By Charlotte Campbell, Fourth Year French and Spanish
In recent years, we as a global community have become increasingly aware of plastic pollution and the devastating implications it has on our ecosystems, marine life and by extent our own health and wellbeing.
In 2017, wildlife photographer Justin Hofman captured the distressing image of a seahorse with its tail wrapped tightly around a cotton bud whilst floating in polluted Indonesian waters. It both captivated and appalled the world; an image illustrative of the real-life consequences of our global failure to deal with the ever-pressing issue of plastic waste.
Images of a similar ilk are now commonplace within our news channels and social media sites; photographs of sea turtles with plastic packaging ensnared in their nostrils and beached whales with stomachs full of plastic bags are merely a few visual exemplars of the plastic crisis. As pertinent and heart-breaking as these images are, they arguably make it slightly easy for us as UK citizens to dismiss the plastic crisis as a manmade catastrophe occurring within some distant, exotic location, when in reality it is happening literally on our doorstep.
Bristol Harbour (Epigram / Avital Carno)
Nowadays, plastic pollution can be found practically everywhere, irrespective of location. It is present in both rural and urban spheres and even previously uncontaminated environments void of human activity. Bristol, despite its reputation as a ‘green city’ has not managed to evade plastic pollution and unfortunately, we as citizens are amongst the primary culprits.

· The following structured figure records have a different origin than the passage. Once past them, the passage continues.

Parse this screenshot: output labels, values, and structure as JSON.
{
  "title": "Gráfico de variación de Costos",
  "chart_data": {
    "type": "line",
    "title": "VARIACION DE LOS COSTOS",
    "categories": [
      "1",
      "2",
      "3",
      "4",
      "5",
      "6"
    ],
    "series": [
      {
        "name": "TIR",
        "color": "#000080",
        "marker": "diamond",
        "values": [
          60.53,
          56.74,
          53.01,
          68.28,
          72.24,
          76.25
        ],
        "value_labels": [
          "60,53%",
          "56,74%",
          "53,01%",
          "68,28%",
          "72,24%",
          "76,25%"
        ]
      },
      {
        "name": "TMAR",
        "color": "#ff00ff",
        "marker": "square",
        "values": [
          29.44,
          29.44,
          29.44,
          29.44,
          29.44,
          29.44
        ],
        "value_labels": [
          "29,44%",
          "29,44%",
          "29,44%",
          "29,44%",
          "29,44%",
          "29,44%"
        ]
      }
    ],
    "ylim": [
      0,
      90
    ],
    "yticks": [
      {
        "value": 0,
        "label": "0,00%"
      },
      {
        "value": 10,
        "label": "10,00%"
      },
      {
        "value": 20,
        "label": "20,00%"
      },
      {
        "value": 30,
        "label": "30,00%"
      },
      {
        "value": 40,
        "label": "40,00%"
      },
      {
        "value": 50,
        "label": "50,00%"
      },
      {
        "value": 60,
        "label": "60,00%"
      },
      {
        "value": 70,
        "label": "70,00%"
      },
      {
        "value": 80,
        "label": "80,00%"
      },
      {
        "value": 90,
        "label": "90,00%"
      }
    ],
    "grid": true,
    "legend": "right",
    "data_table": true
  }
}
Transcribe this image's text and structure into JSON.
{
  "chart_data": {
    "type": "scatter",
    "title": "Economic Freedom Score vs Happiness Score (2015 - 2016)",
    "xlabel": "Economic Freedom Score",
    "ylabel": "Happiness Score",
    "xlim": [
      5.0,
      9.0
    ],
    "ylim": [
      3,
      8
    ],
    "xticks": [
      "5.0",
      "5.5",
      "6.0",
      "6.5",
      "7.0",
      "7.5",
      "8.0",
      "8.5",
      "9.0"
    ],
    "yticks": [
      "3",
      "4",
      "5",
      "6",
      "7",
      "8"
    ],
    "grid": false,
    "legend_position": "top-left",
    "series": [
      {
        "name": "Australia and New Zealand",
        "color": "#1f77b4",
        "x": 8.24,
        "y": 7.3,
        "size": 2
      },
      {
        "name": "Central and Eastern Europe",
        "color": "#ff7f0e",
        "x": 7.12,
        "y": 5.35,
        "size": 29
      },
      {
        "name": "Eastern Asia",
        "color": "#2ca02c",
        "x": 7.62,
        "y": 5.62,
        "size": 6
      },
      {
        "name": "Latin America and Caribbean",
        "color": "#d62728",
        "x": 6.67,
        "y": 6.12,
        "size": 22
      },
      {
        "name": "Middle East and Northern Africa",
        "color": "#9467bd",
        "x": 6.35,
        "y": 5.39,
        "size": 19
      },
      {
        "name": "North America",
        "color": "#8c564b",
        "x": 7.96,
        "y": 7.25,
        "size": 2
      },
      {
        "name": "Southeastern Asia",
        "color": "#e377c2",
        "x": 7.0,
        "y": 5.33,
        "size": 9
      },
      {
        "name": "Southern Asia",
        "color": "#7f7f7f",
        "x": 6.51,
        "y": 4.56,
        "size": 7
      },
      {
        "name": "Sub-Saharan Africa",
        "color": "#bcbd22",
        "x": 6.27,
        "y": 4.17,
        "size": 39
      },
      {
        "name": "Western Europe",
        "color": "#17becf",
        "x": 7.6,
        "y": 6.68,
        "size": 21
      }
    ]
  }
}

Irresponsible behaviour ranging from failing to dispose of refuse correctly, flushing indecomposable items down the toilet, and excessive consumption of single-use plastics, all contribute to the pollution of Bristol’s diverse and beautiful landscapes. Each piece of plastic that has ever been created still exists in one form or another today, which puts emphasis on both the overwhelming scale of the plastic crisis and its cyclical, never-ending nature.

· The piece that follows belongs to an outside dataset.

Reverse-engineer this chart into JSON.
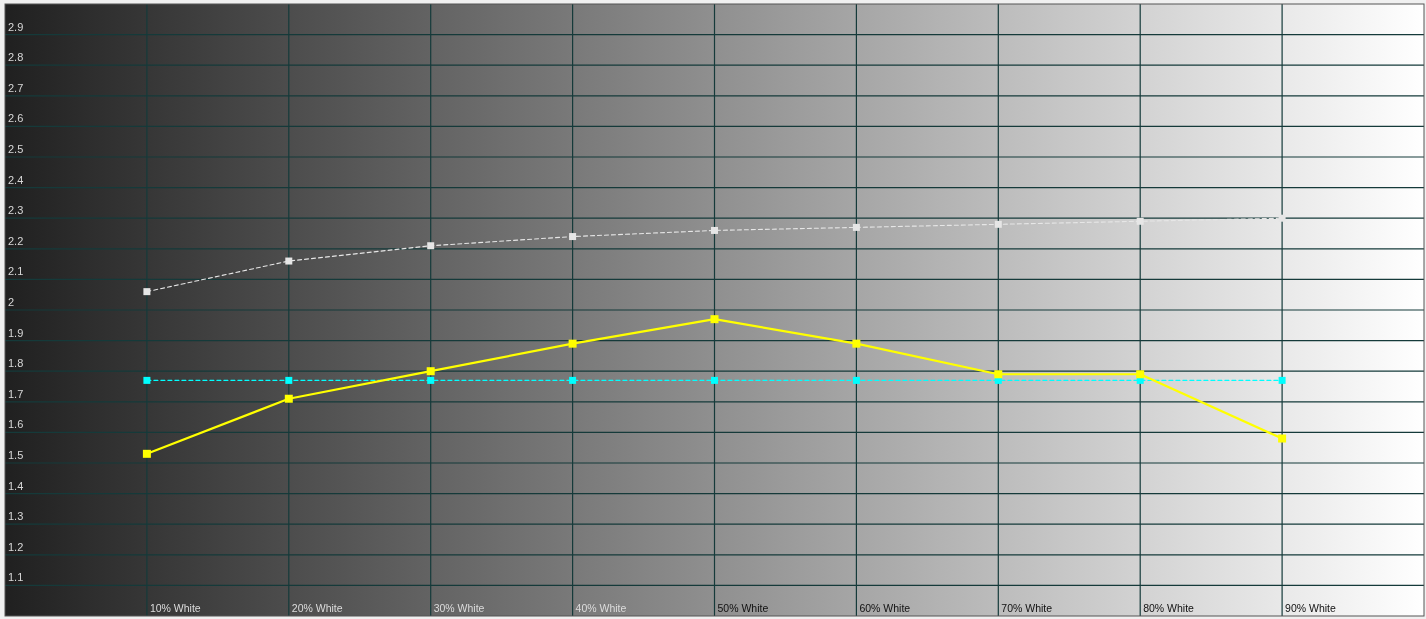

Given plastic has been in production for around sixty years, it is truly terrifying to consider how deeply-embedded plastic has become, figuratively within our daily lives and literally within our surrounding environments. A huge proportion of Bristol’s plastic ends up contaminating the very natural landscapes and waterways on which the city prides itself, namely Bristol Harbourside and the River Avon.
There are, however, local activists and initiatives fighting against the plastic crisis and doing what they can to preserve and protect Bristol’s natural environments.
Clean Up Bristol Harbour is a community initiative which welcomes members of the public to collectively clear rubbish from the city’s Harbourside. Taking place each month, the event works in conjunction with the Harbour Office to ensure the harbour is clear of discarded rubbish and waste, reducing the levels of pollution around the waterway and limiting as much as possible the dispersal of pollutants such as plastic into the River Avon and beyond.
Collected rubbish ranges from cigarette butts, discarded receipts, plastic bottles, glass bottles and more. On average the event, which will next take place on Sunday the 20th of December, attracts between twenty and thirty participants who scour the Harbourside by boat, on foot and even sometimes on kayak, collecting bags of rubbish to either go to landfill or where possible to be recycled.
The event is informative - for example, many items like single-use cardboard coffee cups and black plastic cannot be recycled - and ultimately rewarding, knowing you have contributed, even in a small way, to preventing plastic from polluting the environment you call home.